District Judge Joanne Kline ordered Kendell Cottrell, 22, to trial in the death of 18-year-old Ahman Fralin of Bristol Township, who was shot after a minor fender-bender on April 28, 2006. Cottrell has already been sentenced to three to eight years in state prison on drug counts.
Melvin Richardson, who is serving a life term in a January 2007 murder stemming from a botched home invasion robbery, grinned twice at Cottrell but said nothing as Assistant District Attorney Robert James asked about the defendant. James said later that Richardson told authorities that his life and the lives of relatives had been threatened if he testified.

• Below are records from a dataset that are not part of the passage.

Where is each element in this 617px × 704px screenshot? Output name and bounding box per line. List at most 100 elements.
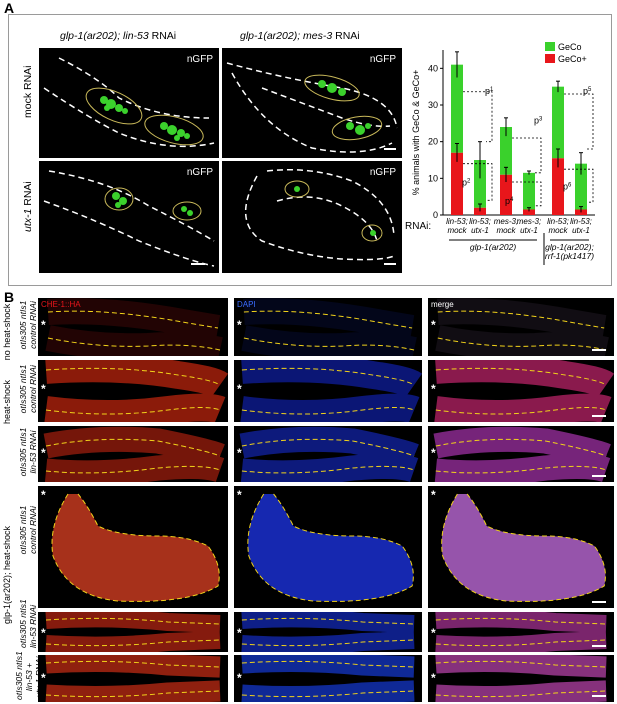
panel-b-letter: B [4,289,15,305]
micrograph-b-row5-che1: * [38,612,228,652]
y-axis-label: % animals with GeCo & GeCo+ [411,70,421,196]
panel-a-col2-title: glp-1(ar202); mes-3 RNAi [240,30,360,42]
asterisk-marker: * [41,446,46,460]
p-bracket [512,181,542,207]
micrograph-b-row4-che1: * [38,486,228,608]
nGFP-label-a2: nGFP [369,54,396,65]
group-label: glp-1(ar202) [470,242,516,252]
category-label: utx-1 [572,226,590,235]
p-value-label: p3 [534,115,543,125]
asterisk-marker: * [237,382,242,396]
category-label: lin-53; [469,217,491,226]
p-value-label: p1 [485,86,494,96]
bar-geco [575,163,587,210]
category-label: utx-1 [471,226,489,235]
asterisk-marker: * [237,671,242,685]
category-label: lin-53; [446,217,468,226]
category-label: mes-3; [494,217,518,226]
p-bracket [564,93,594,150]
group-label: glp-1(ar202); [545,242,594,252]
micrograph-lin53-utx1: nGFP [39,161,219,273]
scale-bar [592,475,606,477]
x-prefix-label: RNAi: [405,221,431,232]
p-bracket [463,91,493,143]
legend-label: GeCo [558,42,582,52]
asterisk-marker: * [431,671,436,685]
row-label-b5: otIs305 ntIs1 lin-53 RNAi [18,599,38,648]
channel-title-dapi: DAPI [237,300,256,309]
asterisk-marker: * [41,626,46,640]
scale-bar-a2 [384,148,396,150]
asterisk-marker: * [41,382,46,396]
scale-bar [592,415,606,417]
bar-geco-plus [474,207,486,215]
asterisk-marker: * [237,446,242,460]
category-label: utx-1 [520,226,538,235]
channel-title-merge: merge [431,300,454,309]
p-value-label: p4 [505,196,514,206]
micrograph-b-row6-dapi: * [234,655,422,702]
row-label-b2: otIs305 ntIs1 control RNAi [18,364,38,414]
micrograph-b-row1-merge: * merge [428,298,614,356]
y-tick-label: 0 [433,210,438,220]
micrograph-b-row5-dapi: * [234,612,422,652]
category-label: mock [496,226,516,235]
scale-bar-a3 [191,263,205,265]
row-label-b1: otIs305 ntIs1 control RNAi [18,300,38,350]
category-label: lin-53; [547,217,569,226]
scale-bar [592,695,606,697]
micrograph-b-row2-dapi: * [234,360,422,422]
micrograph-b-row2-merge: * [428,360,614,422]
y-tick-label: 40 [428,63,438,73]
micrograph-b-row4-dapi: * [234,486,422,608]
p-value-label: p5 [583,86,592,96]
bar-geco [474,160,486,208]
condition-label-glp1-heat-shock: glp-1(ar202); heat-shock [2,525,12,625]
micrograph-b-row3-dapi: * [234,426,422,482]
asterisk-marker: * [41,318,46,332]
category-label: mock [447,226,467,235]
bar-geco [451,64,463,153]
y-tick-label: 10 [428,173,438,183]
micrograph-b-row5-merge: * [428,612,614,652]
category-label: mes-3; [517,217,541,226]
condition-label-heat-shock: heat-shock [2,379,12,425]
bar-geco [523,172,535,210]
bar-geco [552,86,564,159]
micrograph-b-row4-merge: * [428,486,614,608]
y-tick-label: 20 [428,137,438,147]
legend-swatch [545,54,555,63]
p-value-label: p6 [563,181,572,191]
micrograph-b-row6-che1: * [38,655,228,702]
asterisk-marker: * [431,488,436,502]
micrograph-lin53-mock: nGFP [39,48,219,158]
asterisk-marker: * [41,488,46,502]
scale-bar-a4 [384,263,396,265]
micrograph-mes3-utx1: nGFP [222,161,402,273]
asterisk-marker: * [431,626,436,640]
panel-a-col1-title: glp-1(ar202); lin-53 RNAi [60,30,177,42]
micrograph-b-row1-dapi: * DAPI [234,298,422,356]
asterisk-marker: * [431,446,436,460]
group-label: rrf-1(pk1417) [545,251,594,261]
category-label: lin-53; [570,217,592,226]
bar-geco-plus [552,158,564,215]
asterisk-marker: * [237,488,242,502]
bar-geco-plus [500,174,512,215]
asterisk-marker: * [431,382,436,396]
nGFP-label-a4: nGFP [369,167,396,178]
channel-title-che1: CHE-1::HA [41,300,81,309]
scale-bar [592,349,606,351]
micrograph-b-row3-che1: * [38,426,228,482]
p-value-label: p2 [462,178,471,188]
row-label-b4: otIs305 ntIs1 control RNAi [18,505,38,555]
asterisk-marker: * [41,671,46,685]
condition-label-no-heat-shock: no heat-shock [2,303,12,361]
micrograph-b-row1-che1: * CHE-1::HA [38,298,228,356]
micrograph-b-row6-merge: * [428,655,614,702]
p-bracket [463,163,493,201]
asterisk-marker: * [237,626,242,640]
panel-a-row1-label: mock RNAi [22,65,34,118]
p-bracket [564,168,594,203]
panel-a-row2-label: utx-1 RNAi [22,181,34,232]
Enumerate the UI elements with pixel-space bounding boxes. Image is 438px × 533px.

James said the preliminary hearing had been moved from district court to Doylestown due to safety concerns.
A county grand jury in February said Richardson was driving the car of Cottrell's girlfriend in Bristol Township when a car carrying Fralin and three friends hit them from behind. The grand jury alleged that they pursued the vehicle and Cottrell fired into the back window, hitting Fralin in the neck. He died later that year.
Richardson's co-defendant in the home invasion case, 22-yearold Nyako Pippen, did testify at Friday's hearing. He is also serving a life term and is awaiting sentencing in a 2006 murder. Pippen said that after Fralin's death, he heard Cottrell complaining about the attitude of Richardson, who was worried that they would get caught.
On cross-examination by Cottrell's attorney, however, he acknowledged that he did not remember when the conversation took place and had not come forward with the information.
After sending the case for trial, Kline told Cottrell, his friends and family members to have no contact with the witnesses.
"Whatever happens there will never be any closure,'' Ahman Fralin's father, Tony, said after the hearing.
In 2006, the shooting of Fralin was cited in the decision to exclude a suburban high school senior from his graduation due to death threats.
Police said the threats against Tyrone Lewis stemmed from his sister's testimony in a court case, but they also cited the shooting because Lewis had been driving the car and police thought at the time that he might have been the target. Lewis, a star athlete and class president, addressed fellow Harry S Truman High School graduates through a video hookup.